One thing that seems very intuitive, but a lot of patients aren’t just doing this, is using the cell phone that almost every one of my patients at least is carrying around with them, and setting an alarm to remember to take their medication. I tell patients to set the alarm and hit the snooze button until they actually swallow their pills. That seemed to actually help a lot. Also using pillboxes. If patients need supervision, particularly if they’re a cognitively impaired patient, getting a caregiver involved in helping them set up their pills on a weekly basis. But a critical part of an epileptologist’s job, or a neurologist’s job, taking care of epilepsy patients is to address these issues and give them tools.

Trevor J. Resnick, MD: Yes, I think you’re right, it’ll cause multiple interventions. In terms of the counseling. I think SUDEP [sudden unexplained death in epilepsy] comes up as a part of the discussion with many of these patients. And some patients, we’re doing it to scare the living daylights out of them. But it’s really to put it into context that epilepsy is not necessarily a benign disorder in some patients. And there are significant morbidity and mortality issues that have to be kept in mind, that there are statistical numbers that you can attach to it. And I think speaking to patients about that is important. It’s the gorilla in the room that we don’t like talking about but that’s important.

The other big one for me as a pediatric hepatologist is the issue of driving, especially for the adolescents. Because if you tell them that if they have a breakthrough because they are not compliant, the clock starts again at 0 and driving is a big driver of them taking their medication, that’s a big point too. So I think you have to almost have your list of things to bring up too.

Michael R. Sperling, MD: For me there’s a second elephant in the room and that is why they’re not taking it, because they have adverse effects from the drugs often.

Trevor J. Resnick, MD: Yes, good point.

Michael R. Sperling, MD: That’s something I ask, “You’re missing it. Does it bother you?” And then when they’ve initially denied it, “The drug is fine, it doesn’t bother me,” well, they’re not taking it very often which is why it doesn’t bother them. “But you’re missing doses. Is that because you don’t feel well?” It’s amazing how often people will reflect that, yes, they don’t feel very well when they’re having it. The student who has to go to school in the morning, but if he takes his medicine before going to class and he has a test coming up, he can’t function as well. Or, you know, another person has a presentation at work and she can’t function at the level that she wants to. So I think it’s a good reason to think again about potential adverse effects and address that.
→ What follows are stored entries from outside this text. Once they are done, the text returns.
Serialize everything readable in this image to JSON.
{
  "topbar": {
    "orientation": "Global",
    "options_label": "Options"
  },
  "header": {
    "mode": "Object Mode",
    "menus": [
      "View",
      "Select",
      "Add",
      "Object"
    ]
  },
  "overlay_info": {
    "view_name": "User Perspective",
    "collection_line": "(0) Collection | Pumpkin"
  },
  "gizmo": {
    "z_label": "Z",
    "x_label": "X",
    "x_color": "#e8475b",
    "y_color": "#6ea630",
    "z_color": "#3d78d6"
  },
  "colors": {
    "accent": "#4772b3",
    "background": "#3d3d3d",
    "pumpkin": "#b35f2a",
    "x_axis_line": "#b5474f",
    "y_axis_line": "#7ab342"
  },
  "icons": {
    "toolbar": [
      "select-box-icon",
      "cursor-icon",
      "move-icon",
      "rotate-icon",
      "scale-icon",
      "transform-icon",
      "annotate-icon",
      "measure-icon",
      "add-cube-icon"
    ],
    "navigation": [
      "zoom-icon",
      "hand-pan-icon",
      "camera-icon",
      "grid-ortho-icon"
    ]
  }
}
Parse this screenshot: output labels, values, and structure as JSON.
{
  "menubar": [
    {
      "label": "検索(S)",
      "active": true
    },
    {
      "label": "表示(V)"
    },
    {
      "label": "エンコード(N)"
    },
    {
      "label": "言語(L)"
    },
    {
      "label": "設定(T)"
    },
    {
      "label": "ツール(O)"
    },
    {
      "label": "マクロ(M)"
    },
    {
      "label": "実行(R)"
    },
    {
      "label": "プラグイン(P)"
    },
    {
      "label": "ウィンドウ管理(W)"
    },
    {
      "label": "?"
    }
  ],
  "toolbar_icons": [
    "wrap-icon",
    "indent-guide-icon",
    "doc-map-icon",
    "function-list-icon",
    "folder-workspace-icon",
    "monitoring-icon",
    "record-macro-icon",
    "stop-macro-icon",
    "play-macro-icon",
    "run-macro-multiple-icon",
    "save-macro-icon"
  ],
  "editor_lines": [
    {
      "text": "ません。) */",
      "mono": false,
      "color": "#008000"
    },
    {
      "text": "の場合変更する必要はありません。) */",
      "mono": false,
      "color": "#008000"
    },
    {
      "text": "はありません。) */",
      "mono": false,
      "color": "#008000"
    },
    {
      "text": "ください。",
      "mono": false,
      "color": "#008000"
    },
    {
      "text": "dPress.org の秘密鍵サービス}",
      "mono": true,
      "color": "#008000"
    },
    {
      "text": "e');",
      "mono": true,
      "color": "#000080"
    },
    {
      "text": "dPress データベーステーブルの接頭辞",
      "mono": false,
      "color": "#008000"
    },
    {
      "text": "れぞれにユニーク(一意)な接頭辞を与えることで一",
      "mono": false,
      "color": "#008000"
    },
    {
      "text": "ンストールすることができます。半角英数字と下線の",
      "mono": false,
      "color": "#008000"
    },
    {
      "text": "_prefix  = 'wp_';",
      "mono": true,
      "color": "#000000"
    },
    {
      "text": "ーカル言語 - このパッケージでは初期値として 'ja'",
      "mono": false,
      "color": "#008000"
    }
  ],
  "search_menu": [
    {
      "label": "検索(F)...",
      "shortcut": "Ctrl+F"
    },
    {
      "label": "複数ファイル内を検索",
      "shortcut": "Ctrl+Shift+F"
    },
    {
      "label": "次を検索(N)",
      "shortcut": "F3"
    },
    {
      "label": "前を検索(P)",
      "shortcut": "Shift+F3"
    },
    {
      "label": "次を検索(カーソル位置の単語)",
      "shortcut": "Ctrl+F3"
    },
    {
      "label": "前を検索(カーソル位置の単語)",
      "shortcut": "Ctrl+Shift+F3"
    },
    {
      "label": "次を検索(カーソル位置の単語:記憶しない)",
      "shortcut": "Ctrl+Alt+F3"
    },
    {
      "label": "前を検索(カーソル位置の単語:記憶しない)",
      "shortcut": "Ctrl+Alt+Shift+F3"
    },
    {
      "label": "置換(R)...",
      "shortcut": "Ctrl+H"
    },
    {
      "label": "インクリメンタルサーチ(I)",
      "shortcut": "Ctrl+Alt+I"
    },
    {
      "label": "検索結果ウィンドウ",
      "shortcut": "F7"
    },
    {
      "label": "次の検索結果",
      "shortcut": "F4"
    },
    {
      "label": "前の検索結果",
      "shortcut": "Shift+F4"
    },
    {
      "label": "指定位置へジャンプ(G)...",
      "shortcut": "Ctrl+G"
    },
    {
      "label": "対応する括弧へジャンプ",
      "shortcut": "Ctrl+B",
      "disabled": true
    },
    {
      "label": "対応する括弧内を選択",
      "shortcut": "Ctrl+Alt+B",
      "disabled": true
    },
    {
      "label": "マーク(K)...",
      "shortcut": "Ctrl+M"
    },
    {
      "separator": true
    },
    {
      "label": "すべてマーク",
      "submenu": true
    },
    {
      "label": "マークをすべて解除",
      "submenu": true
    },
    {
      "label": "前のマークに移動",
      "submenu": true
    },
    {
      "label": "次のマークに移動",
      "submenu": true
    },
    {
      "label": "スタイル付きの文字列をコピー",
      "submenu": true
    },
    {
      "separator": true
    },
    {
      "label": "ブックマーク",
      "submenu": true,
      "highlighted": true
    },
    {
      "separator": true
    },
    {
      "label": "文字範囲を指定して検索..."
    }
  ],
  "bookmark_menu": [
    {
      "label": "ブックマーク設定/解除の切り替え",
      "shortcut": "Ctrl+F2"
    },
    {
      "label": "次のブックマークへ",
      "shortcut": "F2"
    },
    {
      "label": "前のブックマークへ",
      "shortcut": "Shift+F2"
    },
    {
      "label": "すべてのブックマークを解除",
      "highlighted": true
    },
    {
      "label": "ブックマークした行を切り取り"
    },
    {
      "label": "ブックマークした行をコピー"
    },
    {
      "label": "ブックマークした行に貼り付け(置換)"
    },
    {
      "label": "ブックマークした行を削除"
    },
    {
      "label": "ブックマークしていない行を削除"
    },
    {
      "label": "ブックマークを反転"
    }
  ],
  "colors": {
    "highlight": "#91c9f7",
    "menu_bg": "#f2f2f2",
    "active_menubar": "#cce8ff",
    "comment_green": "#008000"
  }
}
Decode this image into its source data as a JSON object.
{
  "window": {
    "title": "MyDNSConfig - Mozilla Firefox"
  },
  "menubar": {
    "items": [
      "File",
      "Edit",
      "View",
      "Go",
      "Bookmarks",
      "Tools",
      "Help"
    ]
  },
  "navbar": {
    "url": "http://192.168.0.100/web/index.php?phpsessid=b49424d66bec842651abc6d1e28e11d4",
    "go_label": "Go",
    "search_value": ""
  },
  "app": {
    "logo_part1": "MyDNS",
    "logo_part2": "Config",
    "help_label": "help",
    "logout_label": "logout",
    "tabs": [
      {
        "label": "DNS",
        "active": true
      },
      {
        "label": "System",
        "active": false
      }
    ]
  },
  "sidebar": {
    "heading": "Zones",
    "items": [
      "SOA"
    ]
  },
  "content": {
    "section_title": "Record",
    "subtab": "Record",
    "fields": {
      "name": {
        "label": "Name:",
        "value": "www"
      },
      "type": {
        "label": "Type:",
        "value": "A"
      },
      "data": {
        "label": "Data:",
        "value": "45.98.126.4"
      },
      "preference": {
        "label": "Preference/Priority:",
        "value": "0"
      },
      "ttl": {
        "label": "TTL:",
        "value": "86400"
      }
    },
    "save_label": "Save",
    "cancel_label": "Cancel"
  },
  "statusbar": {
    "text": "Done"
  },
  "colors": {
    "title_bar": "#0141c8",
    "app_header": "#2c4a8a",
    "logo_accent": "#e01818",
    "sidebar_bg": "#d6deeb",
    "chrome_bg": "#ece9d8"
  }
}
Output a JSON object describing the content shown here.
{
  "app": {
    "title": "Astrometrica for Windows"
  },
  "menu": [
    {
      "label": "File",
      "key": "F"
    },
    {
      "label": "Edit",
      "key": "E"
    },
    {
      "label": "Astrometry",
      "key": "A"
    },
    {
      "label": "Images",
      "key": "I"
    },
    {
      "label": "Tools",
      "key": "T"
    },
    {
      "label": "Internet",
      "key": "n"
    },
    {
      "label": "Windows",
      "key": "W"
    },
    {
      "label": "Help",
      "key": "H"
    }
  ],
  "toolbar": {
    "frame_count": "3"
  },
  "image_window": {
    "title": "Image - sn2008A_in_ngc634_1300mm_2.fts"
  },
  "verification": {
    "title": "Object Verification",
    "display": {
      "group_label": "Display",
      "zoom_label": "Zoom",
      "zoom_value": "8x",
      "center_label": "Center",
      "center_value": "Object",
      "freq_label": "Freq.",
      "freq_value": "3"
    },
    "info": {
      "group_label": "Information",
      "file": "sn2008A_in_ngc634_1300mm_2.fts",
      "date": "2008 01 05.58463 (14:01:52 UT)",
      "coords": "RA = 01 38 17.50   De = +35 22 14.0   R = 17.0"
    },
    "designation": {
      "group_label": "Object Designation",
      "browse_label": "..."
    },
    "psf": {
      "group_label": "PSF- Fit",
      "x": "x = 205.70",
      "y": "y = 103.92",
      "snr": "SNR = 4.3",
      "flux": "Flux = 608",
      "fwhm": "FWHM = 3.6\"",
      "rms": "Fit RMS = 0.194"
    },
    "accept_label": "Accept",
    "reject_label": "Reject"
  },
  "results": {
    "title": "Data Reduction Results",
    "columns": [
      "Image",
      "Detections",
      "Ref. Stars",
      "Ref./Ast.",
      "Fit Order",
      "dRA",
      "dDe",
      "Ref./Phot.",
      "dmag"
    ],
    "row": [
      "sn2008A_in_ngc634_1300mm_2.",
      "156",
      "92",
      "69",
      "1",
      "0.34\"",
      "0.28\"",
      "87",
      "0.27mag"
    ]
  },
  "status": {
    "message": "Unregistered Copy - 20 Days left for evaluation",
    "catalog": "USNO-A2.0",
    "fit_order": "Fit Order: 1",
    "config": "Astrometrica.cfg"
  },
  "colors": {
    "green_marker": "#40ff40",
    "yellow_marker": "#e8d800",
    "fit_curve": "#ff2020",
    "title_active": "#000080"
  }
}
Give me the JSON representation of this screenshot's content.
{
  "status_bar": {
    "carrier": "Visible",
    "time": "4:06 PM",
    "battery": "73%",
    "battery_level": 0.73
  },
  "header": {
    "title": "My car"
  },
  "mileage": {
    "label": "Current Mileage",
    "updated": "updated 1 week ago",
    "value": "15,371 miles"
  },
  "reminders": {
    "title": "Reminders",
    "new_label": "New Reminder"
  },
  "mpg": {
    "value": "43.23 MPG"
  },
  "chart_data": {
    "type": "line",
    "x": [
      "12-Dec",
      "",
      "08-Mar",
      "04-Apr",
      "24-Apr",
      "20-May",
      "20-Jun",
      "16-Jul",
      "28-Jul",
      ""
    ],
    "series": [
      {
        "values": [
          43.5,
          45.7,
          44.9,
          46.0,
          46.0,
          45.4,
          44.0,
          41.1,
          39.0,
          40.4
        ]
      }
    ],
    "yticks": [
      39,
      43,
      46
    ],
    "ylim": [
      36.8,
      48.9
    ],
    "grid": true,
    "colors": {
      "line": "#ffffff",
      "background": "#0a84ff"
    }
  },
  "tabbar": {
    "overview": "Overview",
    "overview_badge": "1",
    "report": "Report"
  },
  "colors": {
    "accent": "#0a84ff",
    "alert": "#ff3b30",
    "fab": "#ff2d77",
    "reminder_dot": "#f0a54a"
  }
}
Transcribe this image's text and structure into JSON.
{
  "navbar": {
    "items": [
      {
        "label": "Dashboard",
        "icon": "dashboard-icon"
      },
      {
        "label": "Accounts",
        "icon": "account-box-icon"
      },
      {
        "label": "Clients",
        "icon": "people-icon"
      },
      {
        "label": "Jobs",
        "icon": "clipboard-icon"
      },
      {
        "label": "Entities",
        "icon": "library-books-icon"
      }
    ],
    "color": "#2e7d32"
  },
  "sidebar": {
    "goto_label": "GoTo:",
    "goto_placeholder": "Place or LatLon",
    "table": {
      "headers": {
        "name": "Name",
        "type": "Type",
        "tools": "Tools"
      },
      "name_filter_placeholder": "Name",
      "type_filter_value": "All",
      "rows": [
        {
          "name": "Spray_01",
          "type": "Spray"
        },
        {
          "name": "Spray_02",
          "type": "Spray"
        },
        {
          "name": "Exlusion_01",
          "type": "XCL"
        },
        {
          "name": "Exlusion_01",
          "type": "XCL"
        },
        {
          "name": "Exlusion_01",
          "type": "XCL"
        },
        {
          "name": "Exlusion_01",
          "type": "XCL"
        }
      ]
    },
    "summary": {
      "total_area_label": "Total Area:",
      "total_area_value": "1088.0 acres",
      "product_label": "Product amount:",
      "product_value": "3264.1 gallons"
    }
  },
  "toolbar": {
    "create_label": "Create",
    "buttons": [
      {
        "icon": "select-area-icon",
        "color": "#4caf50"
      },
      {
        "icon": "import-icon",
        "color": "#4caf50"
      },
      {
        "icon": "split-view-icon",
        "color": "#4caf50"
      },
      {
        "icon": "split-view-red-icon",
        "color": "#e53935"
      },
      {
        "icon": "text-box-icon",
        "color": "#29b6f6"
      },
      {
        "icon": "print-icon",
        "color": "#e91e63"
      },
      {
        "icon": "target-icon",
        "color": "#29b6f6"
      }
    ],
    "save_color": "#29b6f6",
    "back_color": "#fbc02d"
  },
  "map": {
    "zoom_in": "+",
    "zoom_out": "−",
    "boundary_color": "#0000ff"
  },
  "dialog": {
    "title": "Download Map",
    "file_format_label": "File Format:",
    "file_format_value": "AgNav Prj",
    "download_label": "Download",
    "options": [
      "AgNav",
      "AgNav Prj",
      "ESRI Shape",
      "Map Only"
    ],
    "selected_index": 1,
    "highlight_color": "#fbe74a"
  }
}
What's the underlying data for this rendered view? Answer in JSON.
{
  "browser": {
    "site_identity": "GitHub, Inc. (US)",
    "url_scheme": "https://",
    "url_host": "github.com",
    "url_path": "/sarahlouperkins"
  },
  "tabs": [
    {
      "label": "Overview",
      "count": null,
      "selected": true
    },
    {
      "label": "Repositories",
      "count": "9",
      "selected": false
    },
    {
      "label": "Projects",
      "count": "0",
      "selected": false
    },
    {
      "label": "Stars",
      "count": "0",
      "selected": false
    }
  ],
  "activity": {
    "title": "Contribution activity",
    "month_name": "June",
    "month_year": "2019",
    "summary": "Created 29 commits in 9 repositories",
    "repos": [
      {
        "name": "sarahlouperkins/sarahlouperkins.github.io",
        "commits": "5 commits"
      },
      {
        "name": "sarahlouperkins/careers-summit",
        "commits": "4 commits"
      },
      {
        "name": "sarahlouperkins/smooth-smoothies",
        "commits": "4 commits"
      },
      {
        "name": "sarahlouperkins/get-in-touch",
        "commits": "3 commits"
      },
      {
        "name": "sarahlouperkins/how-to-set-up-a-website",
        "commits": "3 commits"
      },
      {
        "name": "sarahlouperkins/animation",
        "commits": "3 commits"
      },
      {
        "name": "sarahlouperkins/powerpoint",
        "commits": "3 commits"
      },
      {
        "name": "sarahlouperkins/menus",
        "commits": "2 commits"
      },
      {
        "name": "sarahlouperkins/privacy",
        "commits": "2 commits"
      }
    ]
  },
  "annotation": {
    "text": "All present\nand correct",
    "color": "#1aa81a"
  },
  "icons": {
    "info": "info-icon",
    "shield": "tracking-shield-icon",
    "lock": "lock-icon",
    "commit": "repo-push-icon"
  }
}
I also use the toothbrush approach with people. Do you brush your teeth every day? How many times a day? OK, twice a day is what you should be doing. If you’re doing that, put your pillbox next to your toothbrush. When you take it, it’s there, you can’t miss it, and the cell phone with the reminder. I even tell them sometimes, set it twice.

Kathryn A. Davis, MD, MS, FAES: Right. Well if you hit snooze instead of dismiss, that works. I think this is to Mike’s point with minor adverse effects that patients are brushing under the rug initially but then are contributing to their nonadherence. That’s an instance where I may not want to completely change their medication, but I may, as Trevor suggested before, switch to an extended release variety. One example is with levetiracetam. Sometimes that makes people feel sleepy during the day, switching it to extended release and all at night, that opposite example of insomnia with lamotrigine, where switching it to extended release and giving it all in the morning can sometimes be a small change that makes a huge difference in day-to-day quality of life.